Я кое-как поднялся и, качаясь из стороны в сторону, побрёл в центр яхты к капитанской рубке. Цепляясь за канаты и всевозможные выступы судового оборудования, мне не без труда удалось подобраться к металлической двери рубки. Она была распахнута настежь и отчаянно болталась, сообразно качке. Привалившись к двери всем телом, я несколько раз постучал для приличия и, не ожидая ответа (за грохотом волн всё равно никто бы ничего не услышал), шагнул внутрь крохотного, уставленного приборами помещения. Старик в повелительном тоне беседовал с капитаном о предстоящих морских передвижениях.

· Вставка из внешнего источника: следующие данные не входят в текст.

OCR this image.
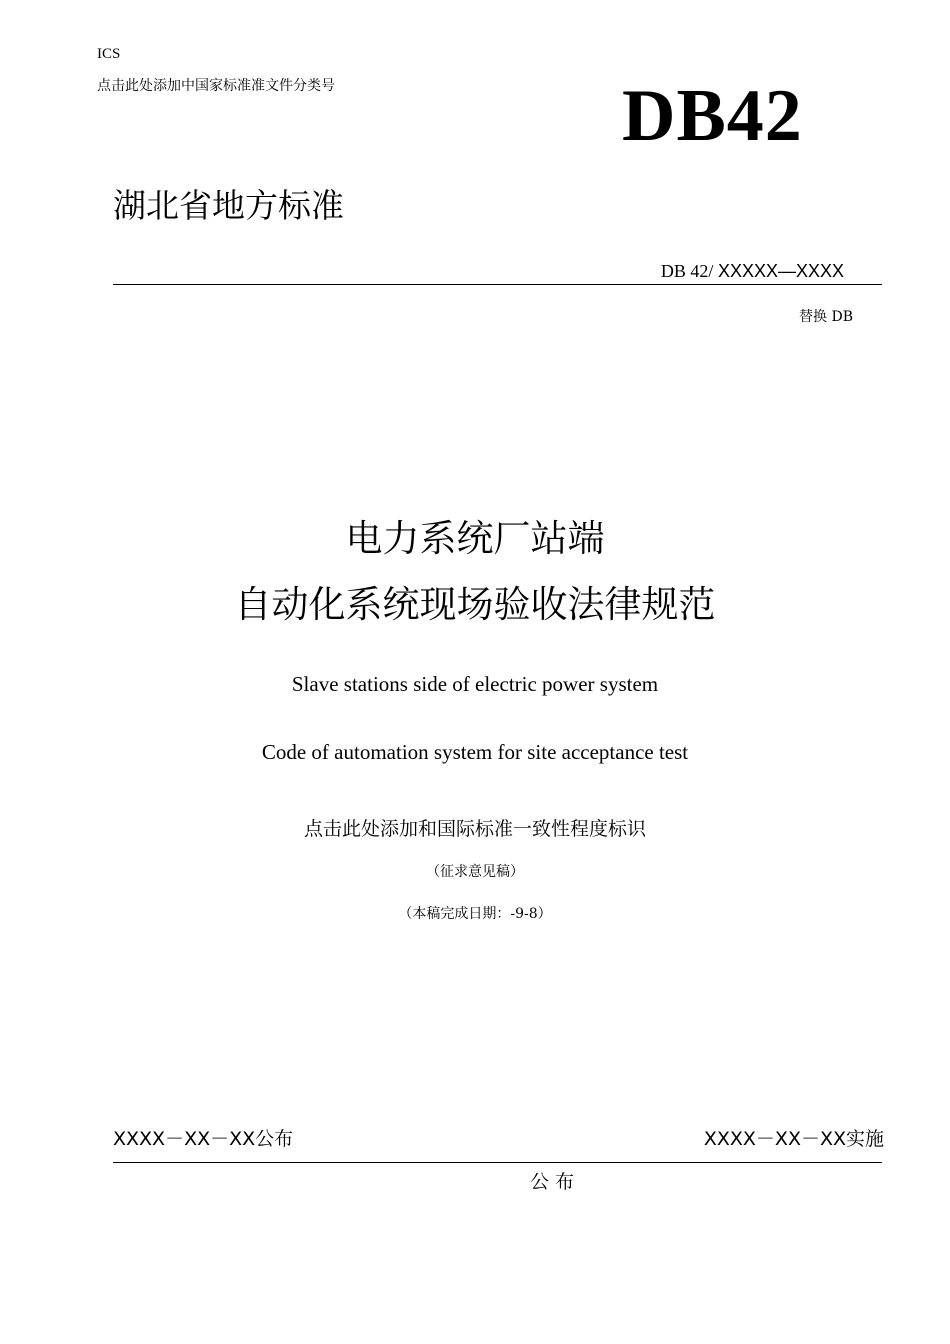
ICS
点击此处添加中国家标准准文件分类号	DB42
湖北省地方标准
DB 42/ XXXXX—XXXX
替换 DB
电力系统厂站端
自动化系统现场验收法律规范
Slave stations side of electric power system
Code of automation system for site acceptance test
点击此处添加和国际标准一致性程度标识
（征求意见稿）
（本稿完成日期：-9-8）
XXXX－XX－XX公布	XXXX－XX－XX实施
公布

Оба стояли ко мне спиной. Через минуту кэп обернулся и кивком головы приветствовал меня. Старик, не оглядываясь, проворчал:

– Кого там носит?

Неожиданно для самого себя я ответил так:

– Хозяин, ты звал меня.

В ответ старик ухмыльнулся и прошамкал съеденной нижней челюстью:

– Ну-ну.

Шестое чувство мне подсказало, что этим «ну-ну» я только что оказался зачислен в судовую команду.

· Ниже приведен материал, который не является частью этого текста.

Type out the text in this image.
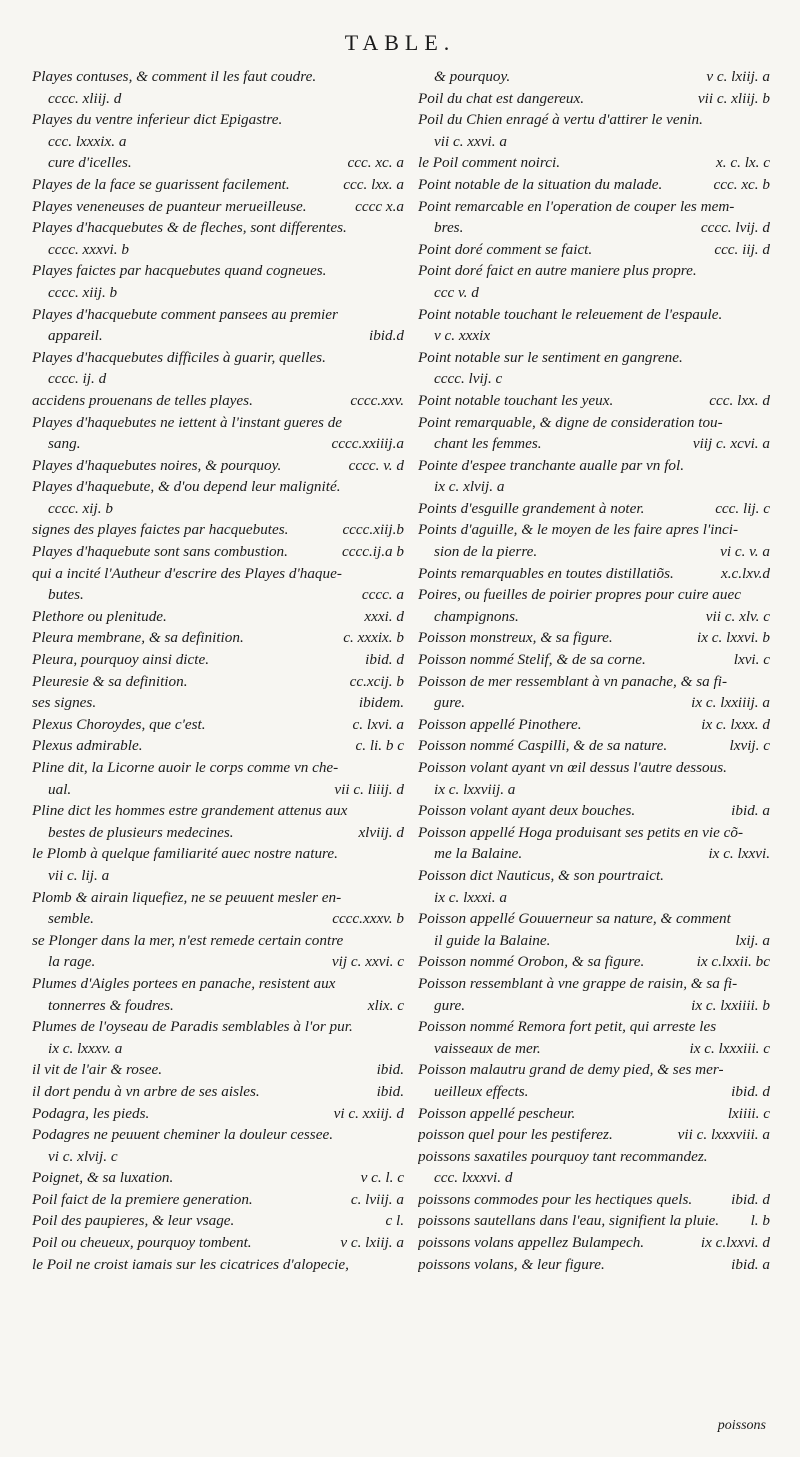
TABLE.
Playes contuses, & comment il les faut coudre.
cccc. xliij. d
Playes du ventre inferieur dict Epigastre.
ccc. lxxxix. a
cure d'icelles.	ccc. xc. a
Playes de la face se guarissent facilement.	ccc. lxx. a
Playes veneneuses de puanteur merueilleuse.	cccc x.a
Playes d'hacquebutes & de fleches, sont differentes.
cccc. xxxvi. b
Playes faictes par hacquebutes quand cogneues.
cccc. xiij. b
Playes d'hacquebute comment pansees au premier
appareil.	ibid.d
Playes d'hacquebutes difficiles à guarir, quelles.
cccc. ij. d
accidens prouenans de telles playes.	cccc.xxv.
Playes d'haquebutes ne iettent à l'instant gueres de
sang.	cccc.xxiiij.a
Playes d'haquebutes noires, & pourquoy.	cccc. v. d
Playes d'haquebute, & d'ou depend leur malignité.
cccc. xij. b
signes des playes faictes par hacquebutes.	cccc.xiij.b
Playes d'haquebute sont sans combustion.	cccc.ij.a b
qui a incité l'Autheur d'escrire des Playes d'haque-
butes.	cccc. a
Plethore ou plenitude.	xxxi. d
Pleura membrane, & sa definition.	c. xxxix. b
Pleura, pourquoy ainsi dicte.	ibid. d
Pleuresie & sa definition.	cc.xcij. b
ses signes.	ibidem.
Plexus Choroydes, que c'est.	c. lxvi. a
Plexus admirable.	c. li. b c
Pline dit, la Licorne auoir le corps comme vn che-
ual.	vii c. liiij. d
Pline dict les hommes estre grandement attenus aux
bestes de plusieurs medecines.	xlviij. d
le Plomb à quelque familiarité auec nostre nature.
vii c. lij. a
Plomb & airain liquefiez, ne se peuuent mesler en-
semble.	cccc.xxxv. b
se Plonger dans la mer, n'est remede certain contre
la rage.	vij c. xxvi. c
Plumes d'Aigles portees en panache, resistent aux
tonnerres & foudres.	xlix. c
Plumes de l'oyseau de Paradis semblables à l'or pur.
ix c. lxxxv. a
il vit de l'air & rosee.	ibid.
il dort pendu à vn arbre de ses aisles.	ibid.
Podagra, les pieds.	vi c. xxiij. d
Podagres ne peuuent cheminer la douleur cessee.
vi c. xlvij. c
Poignet, & sa luxation.	v c. l. c
Poil faict de la premiere generation.	c. lviij. a
Poil des paupieres, & leur vsage.	c l.
Poil ou cheueux, pourquoy tombent.	v c. lxiij. a
le Poil ne croist iamais sur les cicatrices d'alopecie,
& pourquoy.	v c. lxiij. a
Poil du chat est dangereux.	vii c. xliij. b
Poil du Chien enragé à vertu d'attirer le venin.
vii c. xxvi. a
le Poil comment noirci.	x. c. lx. c
Point notable de la situation du malade.	ccc. xc. b
Point remarcable en l'operation de couper les mem-
bres.	cccc. lvij. d
Point doré comment se faict.	ccc. iij. d
Point doré faict en autre maniere plus propre.
ccc v. d
Point notable touchant le releuement de l'espaule.
v c. xxxix
Point notable sur le sentiment en gangrene.
cccc. lvij. c
Point notable touchant les yeux.	ccc. lxx. d
Point remarquable, & digne de consideration tou-
chant les femmes.	viij c. xcvi. a
Pointe d'espee tranchante aualle par vn fol.
ix c. xlvij. a
Points d'esguille grandement à noter.	ccc. lij. c
Points d'aguille, & le moyen de les faire apres l'inci-
sion de la pierre.	vi c. v. a
Points remarquables en toutes distillatiõs.	x.c.lxv.d
Poires, ou fueilles de poirier propres pour cuire auec
champignons.	vii c. xlv. c
Poisson monstreux, & sa figure.	ix c. lxxvi. b
Poisson nommé Stelif, & de sa corne.	lxvi. c
Poisson de mer ressemblant à vn panache, & sa fi-
gure.	ix c. lxxiiij. a
Poisson appellé Pinothere.	ix c. lxxx. d
Poisson nommé Caspilli, & de sa nature.	lxvij. c
Poisson volant ayant vn œil dessus l'autre dessous.
ix c. lxxviij. a
Poisson volant ayant deux bouches.	ibid. a
Poisson appellé Hoga produisant ses petits en vie cõ-
me la Balaine.	ix c. lxxvi.
Poisson dict Nauticus, & son pourtraict.
ix c. lxxxi. a
Poisson appellé Gouuerneur sa nature, & comment
il guide la Balaine.	lxij. a
Poisson nommé Orobon, & sa figure.	ix c.lxxii. bc
Poisson ressemblant à vne grappe de raisin, & sa fi-
gure.	ix c. lxxiiii. b
Poisson nommé Remora fort petit, qui arreste les
vaisseaux de mer.	ix c. lxxxiii. c
Poisson malautru grand de demy pied, & ses mer-
ueilleux effects.	ibid. d
Poisson appellé pescheur.	lxiiii. c
poisson quel pour les pestiferez.	vii c. lxxxviii. a
poissons saxatiles pourquoy tant recommandez.
ccc. lxxxvi. d
poissons commodes pour les hectiques quels.	ibid. d
poissons sautellans dans l'eau, signifient la pluie.	l. b
poissons volans appellez Bulampech.	ix c.lxxvi. d
poissons volans, & leur figure.	ibid. a
poissons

– Эй, парень, рулить умеешь? – рассмеялся кэп. – Нет? Ну и лады, держи румпель прямо на волну и не сс…

Меня подмывало съёрничать и высказать кэпу витиеватую благодарность «за оказанную честь», но он уже отвернулся и продолжил разговор со стариком, очевидно, хозяином яхты.

Часть 4. Знакомство

Часа через полтора вкруг капитанской рубки собралась в полном составе команда. Кроме старика, кэпа и рыжего матроса, ещё два на вид отпетых морских волка, одетые в просоленные тельняшки, замыкали странное корабельное сообщество.

– Как зовут? – спросил меня кэп, стоя за спиной хозяина, развалившегося на единственном судовом стуле, привинченном к крепёжным вертикалям рубки.

– Огюст, – ответил я.

– Ты шёл за мной, – вдруг прошепелявил старик, и все в рубке уставились на меня, – зачем?

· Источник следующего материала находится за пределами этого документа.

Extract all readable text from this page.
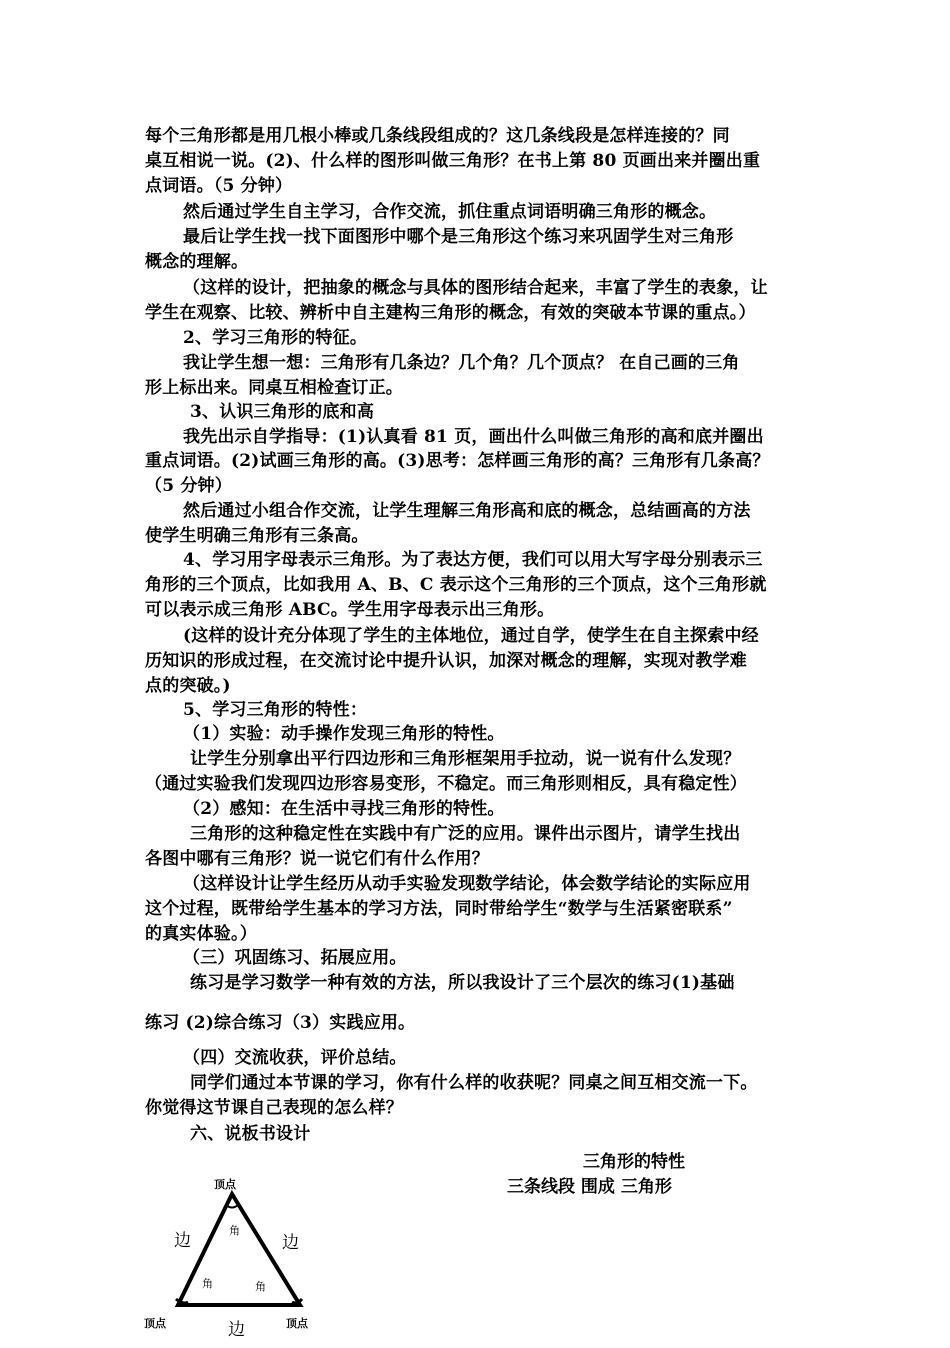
每个三角形都是用几根小棒或几条线段组成的？这几条线段是怎样连接的？同
桌互相说一说。(2)、什么样的图形叫做三角形？在书上第 80 页画出来并圈出重
点词语。（5 分钟）
然后通过学生自主学习，合作交流，抓住重点词语明确三角形的概念。
最后让学生找一找下面图形中哪个是三角形这个练习来巩固学生对三角形
概念的理解。
（这样的设计，把抽象的概念与具体的图形结合起来，丰富了学生的表象，让
学生在观察、比较、辨析中自主建构三角形的概念，有效的突破本节课的重点。）
2、学习三角形的特征。
我让学生想一想：三角形有几条边？几个角？几个顶点？ 在自己画的三角
形上标出来。同桌互相检查订正。
3、认识三角形的底和高
我先出示自学指导：(1)认真看 81 页，画出什么叫做三角形的高和底并圈出
重点词语。(2)试画三角形的高。(3)思考：怎样画三角形的高？三角形有几条高？
（5 分钟）
然后通过小组合作交流，让学生理解三角形高和底的概念，总结画高的方法
使学生明确三角形有三条高。
4、学习用字母表示三角形。为了表达方便，我们可以用大写字母分别表示三
角形的三个顶点，比如我用 A、B、C 表示这个三角形的三个顶点，这个三角形就
可以表示成三角形 ABC。学生用字母表示出三角形。
(这样的设计充分体现了学生的主体地位，通过自学，使学生在自主探索中经
历知识的形成过程，在交流讨论中提升认识，加深对概念的理解，实现对教学难
点的突破。)
5、学习三角形的特性：
（1）实验：动手操作发现三角形的特性。
让学生分别拿出平行四边形和三角形框架用手拉动，说一说有什么发现？
（通过实验我们发现四边形容易变形，不稳定。而三角形则相反，具有稳定性）
（2）感知：在生活中寻找三角形的特性。
三角形的这种稳定性在实践中有广泛的应用。课件出示图片，请学生找出
各图中哪有三角形？说一说它们有什么作用？
（这样设计让学生经历从动手实验发现数学结论，体会数学结论的实际应用
这个过程，既带给学生基本的学习方法，同时带给学生“数学与生活紧密联系”
的真实体验。）
（三）巩固练习、拓展应用。
练习是学习数学一种有效的方法，所以我设计了三个层次的练习(1)基础
练习 (2)综合练习（3）实践应用。
（四）交流收获，评价总结。
同学们通过本节课的学习，你有什么样的收获呢？同桌之间互相交流一下。
你觉得这节课自己表现的怎么样？
六、说板书设计
三角形的特性
三条线段 围成 三角形
顶点
顶点	顶点
边	边
边
角
角	角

– Просто, – ответил я, не зная, что следует к этому прибавить.

– Просто? – усмехнулся старик. – Просто ничего не бывает. Я вёл тебя, мальчик.

Рыжий матрос поднёс старику кальян. Старик сделал затяжку, закрыл глаза и, казалось, отключился от происходящего.

– Это мои товарищи, – продолжил он через пару минут, указывая рукой на собравшихся вокруг матросов, – они свидетели моей долгой жизни. По глазам вижу, тебе не терпится разгадать, что всё это значит? – старик ещё раз и как-то особенно печально усмехнулся. – Скоро всё узнаешь. А теперь спать. Вахтенные – Филипп и Васса.

Яхта мерно покачивалась в волнах. Попривыкнув к качке, я вполне сносно устроился на жёсткой кормовой поперечине, отведённой мне для сна. Я лежал на спине, положив под голову канатную скрутку, и смотрел на звёзды. Серебристые горошины посверкивали в чёрном бархате неба, как бесчисленный песок на отмели в лунную ночь. Звёзды казались настолько рядом, что пару раз я невольно протянул к ним руку.

Сон поелику сморил меня. На этот раз я уснул спокойно и легко, доверив свою судьбу новым биографическим обстоятельствам.

Часть 5. Пробуждение

Разбудил меня яркий солнечный луч, брызнув в расщелину растянутых в небе парусин. Я открыл глаза и увидел над собой физиономию капитана.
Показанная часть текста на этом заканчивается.